Sometimes, you need to do special things to create an instance, because that's life. Again, the consumer cannot know that you need to parse something to create an instance. Spare them the instructions of how to use the constructor. Make the constructor private, and create a static factory method that prepares the arguments and constructs the object or fails. Name the method Parse or TryParse if you need to provide a fail-safe. Now consumers know what is going on... the construction of this object takes some processing, and, as a result, it is not entirely trivial (and how could it be, since you need to create the object from a string, a notoriously flexible type). This way, consumers will get the message that you may throw specialized exceptions, or just fail for whatever reason, and they will take precautions.

Also, mind Robert Harvey's excellent advice about the performance cost of exceptions in constructors. Make sure you provide two options, one of which just doesn't care, skips exceptions and fails non-exceptionally. Otherwise, make sure you have some good use for the painfully collected stack traces. All the comments about how exceptions are useful are fine, but do you really care about the stack trace or you simply want to show a fancy message to your users about what they are probably doing wrong? If so, just create an enumeration of a couple of reasons you know could go wrong and output them together in case of failure. Exceptions hurt.
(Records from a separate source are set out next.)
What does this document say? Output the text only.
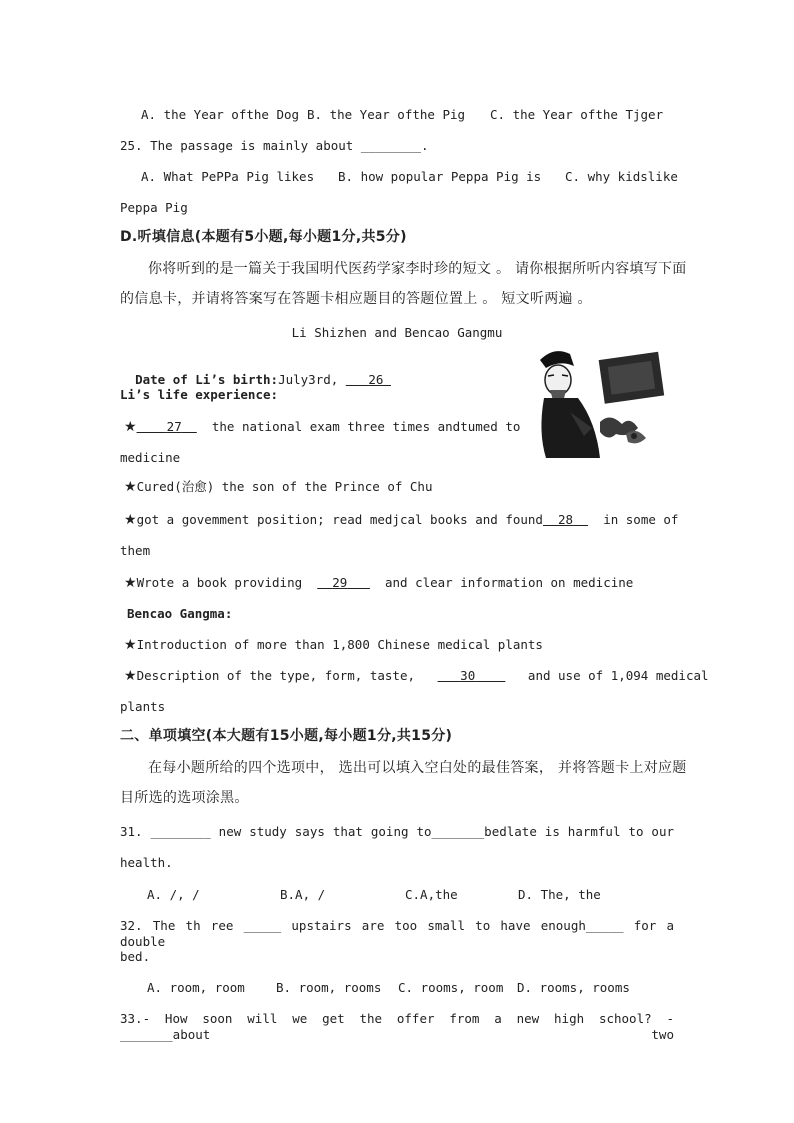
A. the Year ofthe Dog B. the Year ofthe Pig C. the Year ofthe Tjger
25. The passage is mainly about ________.
A. What PePPa Pig likes B. how popular Peppa Pig is C. why kidslike
Peppa Pig
D.听填信息(本题有5小题,每小题1分,共5分)
你将听到的是一篇关于我国明代医药学家李时珍的短文 。 请你根据所听内容填写下面
的信息卡，并请将答案写在答题卡相应题目的答题位置上 。 短文听两遍 。
Li Shizhen and Bencao Gangmu

Date of Li’s birth:July3rd, 26

Li’s life experience:
★ 27 the national exam three times andtumed to
medicine
★Cured(治愈) the son of the Prince of Chu
★got a govemment position; read medjcal books and found 28 in some of
them
★Wrote a book providing 29	and clear information on medicine
Bencao Gangma:
★Introduction of more than 1,800 Chinese medical plants
★Description of the type, form, taste,	30	and use of 1,094 medical
plants
二、单项填空(本大题有15小题,每小题1分,共15分)
在每小题所给的四个选项中， 选出可以填入空白处的最佳答案， 并将答题卡上对应题
目所选的选项涂黑。
31. ________ new study says that going to_______bedlate is harmful to our
health.
A. /, /	B.A, /	C.A,the	D. The, the
32. The th ree _____ upstairs are too small to have enough_____ for a double
bed.
A. room, room B. room, rooms C. rooms, room D. rooms, rooms
33.- How soon will we get the offer from a new high school? - _______about two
Your second code example seems mostly OK. However, I suggest throwing away the PathHelper, it's just expanding the codebase for no good reason (unless you want to make extension methods, which would not be that bad an idea, but then you have to keep the constructor public, to make it accessible outside the class and this defeats the purpose of protecting consumers from invalid instances). Place the method inside the NamePath class, close to where it matters.

public class NamePath
{
   public string Name {get; private set; }
   public string LastName { get; private set; }

   //Now I can have the constructor private, because I don't want
   //anyone to ever write (e.g.):
   //new NamePath("Humphrey", "Bogart");
   //or they will get some bad behavior in other places of the code
   //where it is assumed that NamePath instances are reasonable and
   //have been created properly.
   private NamePath (string name, string lastName)
   {
       Name = name;
       LastName = lastName;
   }

   public static bool TryParsePath(string path, out NamePath output)
   {
       if (ParsingOkay())
       {
           //create instance and assign to output
           return true;
       }

       output = null;
       return false;
   }
}

Now, after you have put everything in place, think about the following two lines of code:

  • new NamePath(myPath);

  • bool parseSuccessful = NamePath.TryParse(myPath, out NamePath namePath, out ParseErrors potentialParseErrors);

Would you prefer to consume the first or the second version? How would you feel as a consumer, if you knew that the two are equivalent (only you have to catch a couple of exceptions in the first case)? How would you feel as a consumer if you just had NamePath class with a constructor, and you had to dive into the instructions to find out if anything special takes place in the constructor, which you have to watch out for? Would you be prepared to do that for every object constructor you come across within a library?

Take-home message

Try to avoid constructing objects from strings when those strings play a special role for the object and need to have a specific format. Write concise methods that make the consumer feel adequate unease to guard themselves and/or read the instructions. Make consumers feel at ease when just calling constructors... any constructors.

In short, there is no special reason to throw or not to throw specific exceptions in a constructor (other than the structural integrity ensuring ones, i.e. ArgumentNullException and ArgumentException). It is just a consistent plan, the simplest one, really, to not perform additional logic and, as a result, not throw any more specialized exceptions at all. It reduces entropy, it is more productive, easier to follow, and requires a lot less guesswork from the consumer perspective.